Enzymes are biological or any chemical catalysts that speed up a reaction without it being used up, (Jan, 2010). It functions to catalyse a reaction by lowering the activation energy of the reaction. Activation energy is the energy needed to initiate the reaction. It is a point of high energy and requires more energy than the substrates. An enzyme also contains an active site for the substrate to catalyse the reaction. Its efficiency depends on the concentration of the substrate and conditions like temperature or pH, (Hames et al, 2005).
The Trinder method, ‘is based on two sequential enzymatic reactions, the first one involves the oxidation of glucose to gluconic acid and H2O2,’ (Casabnon et al, 2005). This reaction is catalysed by the enzyme Glucose oxidase. ‘Then, the H2O2produced is quantified by a chromogenic reaction with peroxidase (POD),’ as the enzyme that catalyses the reaction with the reduced dye, (Casabnon et al, 2005). The oxidised dye changes colour to pink or red according to the glucose concentration. ‘The colour formed is stable at room temperature for at least two hours after development,’ (Anon, 2010).
The main advantage of this method is that it is very specific. It doesn’t target other sugars except glucose. It is also simple straight forward and easy to manipulate. Its results are very reliable and specific, (Bauninger, 1974). Its final products are stable as they are not reactive at room temperature.
Other colorimetric methods to identify glucose include, ‘oxidation of glucose in the presence of Cu+2 to give Cu2O,’ and different types of Chromatography, (Casabnon et al, 2005). Glucose can be detected with o-toledine or other amines, (Casabnon et al, 2005).
The experiment had to check for the specificity of the assay thus other carbohydrates were assayed. These were galactose, fructose, maltose and ribose. Maltose is a disaccharide which is made up of two glucose molecules joined together by a glycosidic bond.
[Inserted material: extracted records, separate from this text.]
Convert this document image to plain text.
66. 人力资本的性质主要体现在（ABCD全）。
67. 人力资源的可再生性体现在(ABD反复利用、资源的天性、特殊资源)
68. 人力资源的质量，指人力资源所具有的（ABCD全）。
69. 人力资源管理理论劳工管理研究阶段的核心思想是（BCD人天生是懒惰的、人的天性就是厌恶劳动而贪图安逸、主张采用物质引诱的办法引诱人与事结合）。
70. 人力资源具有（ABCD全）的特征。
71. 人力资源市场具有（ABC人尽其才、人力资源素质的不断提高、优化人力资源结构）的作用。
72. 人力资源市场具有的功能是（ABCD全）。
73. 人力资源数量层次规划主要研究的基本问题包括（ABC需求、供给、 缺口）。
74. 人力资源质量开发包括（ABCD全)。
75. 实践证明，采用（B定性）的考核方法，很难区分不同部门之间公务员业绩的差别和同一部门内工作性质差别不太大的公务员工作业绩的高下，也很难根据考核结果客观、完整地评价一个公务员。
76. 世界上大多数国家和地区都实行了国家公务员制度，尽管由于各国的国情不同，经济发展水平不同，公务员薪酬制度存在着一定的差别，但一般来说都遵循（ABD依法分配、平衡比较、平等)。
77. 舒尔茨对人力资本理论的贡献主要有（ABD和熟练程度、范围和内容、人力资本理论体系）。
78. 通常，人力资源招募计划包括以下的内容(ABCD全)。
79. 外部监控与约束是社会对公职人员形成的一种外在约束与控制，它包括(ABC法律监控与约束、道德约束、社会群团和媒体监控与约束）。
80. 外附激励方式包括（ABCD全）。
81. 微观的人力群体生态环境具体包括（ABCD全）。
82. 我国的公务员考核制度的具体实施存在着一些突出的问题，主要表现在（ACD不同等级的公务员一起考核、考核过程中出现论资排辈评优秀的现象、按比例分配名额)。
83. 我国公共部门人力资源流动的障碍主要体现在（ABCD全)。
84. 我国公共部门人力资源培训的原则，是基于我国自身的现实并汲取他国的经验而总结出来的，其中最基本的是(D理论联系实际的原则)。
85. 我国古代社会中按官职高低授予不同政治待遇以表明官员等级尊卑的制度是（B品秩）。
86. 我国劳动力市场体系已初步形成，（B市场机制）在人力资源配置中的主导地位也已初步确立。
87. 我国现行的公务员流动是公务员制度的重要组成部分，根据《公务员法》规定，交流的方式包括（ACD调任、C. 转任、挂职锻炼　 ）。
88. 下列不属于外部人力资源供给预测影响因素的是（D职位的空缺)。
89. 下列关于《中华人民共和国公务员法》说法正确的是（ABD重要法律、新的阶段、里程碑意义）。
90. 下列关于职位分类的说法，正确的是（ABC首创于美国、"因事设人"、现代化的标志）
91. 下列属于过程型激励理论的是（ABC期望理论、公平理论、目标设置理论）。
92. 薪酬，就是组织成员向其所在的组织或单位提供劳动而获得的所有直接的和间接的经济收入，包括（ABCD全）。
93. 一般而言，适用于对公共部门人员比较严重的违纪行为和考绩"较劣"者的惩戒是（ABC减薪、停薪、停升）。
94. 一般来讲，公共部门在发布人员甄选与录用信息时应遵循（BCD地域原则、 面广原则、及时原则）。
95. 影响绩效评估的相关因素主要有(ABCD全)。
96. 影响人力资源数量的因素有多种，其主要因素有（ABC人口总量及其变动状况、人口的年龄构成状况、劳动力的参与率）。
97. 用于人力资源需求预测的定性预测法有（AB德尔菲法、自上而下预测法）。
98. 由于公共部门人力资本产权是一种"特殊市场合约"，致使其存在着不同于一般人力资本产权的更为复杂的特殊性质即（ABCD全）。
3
Galactose is a major sugar found in milk, (Hames et al, 2005). Its structure consists of six carbons with a glycosidic bond to join the next glucose molecule, (Berg et al, 2007). Fructose is abundant in fruits. It is a monosaccharide with six carbons as its structure. Ribose is a pentose sugar molecule with 5 carbons. It is mostly abundant in the nucleotides.
The aim of the experiment was to determine glucose concentration in different concentrated solutions and unknown solutions. The specificity of the assay was to be determined by application of the assay on different sugar molecules. A standard curve was to be drawn from the absorbencies acquired from the spectrophotometer at 515nm
12 – Test tubes 2 – Long pipette tips
1ml of 0.5mM Fructose 1ml of 0.5mM Maltose
1ml of 0.5mM Galactose 1ml of Unknown Glucose
1ml of 0.5mM Ribose
5ml of 0, 5mM Glucose 5ml of Distilled water
7ml of 0.1% Phenol 20ml of GODPOD Reagent
9 – pipette tips 8 – Disposable Cuvettes
Black Marker Stop watch
P100 Pipette Automatic pipette
Recoding paper and pen
Spectrophotometer at 515nm Water bath at 37oC
Test tubes rack Blotting paper
The test tubes were marked T1 to T6, for those that had to be inoculated with glucose and S1 to S6, for those that had to be inoculated with different types of sugars. They were arranged in order of concentration on the rack. One row was left out for agitating the test tubes.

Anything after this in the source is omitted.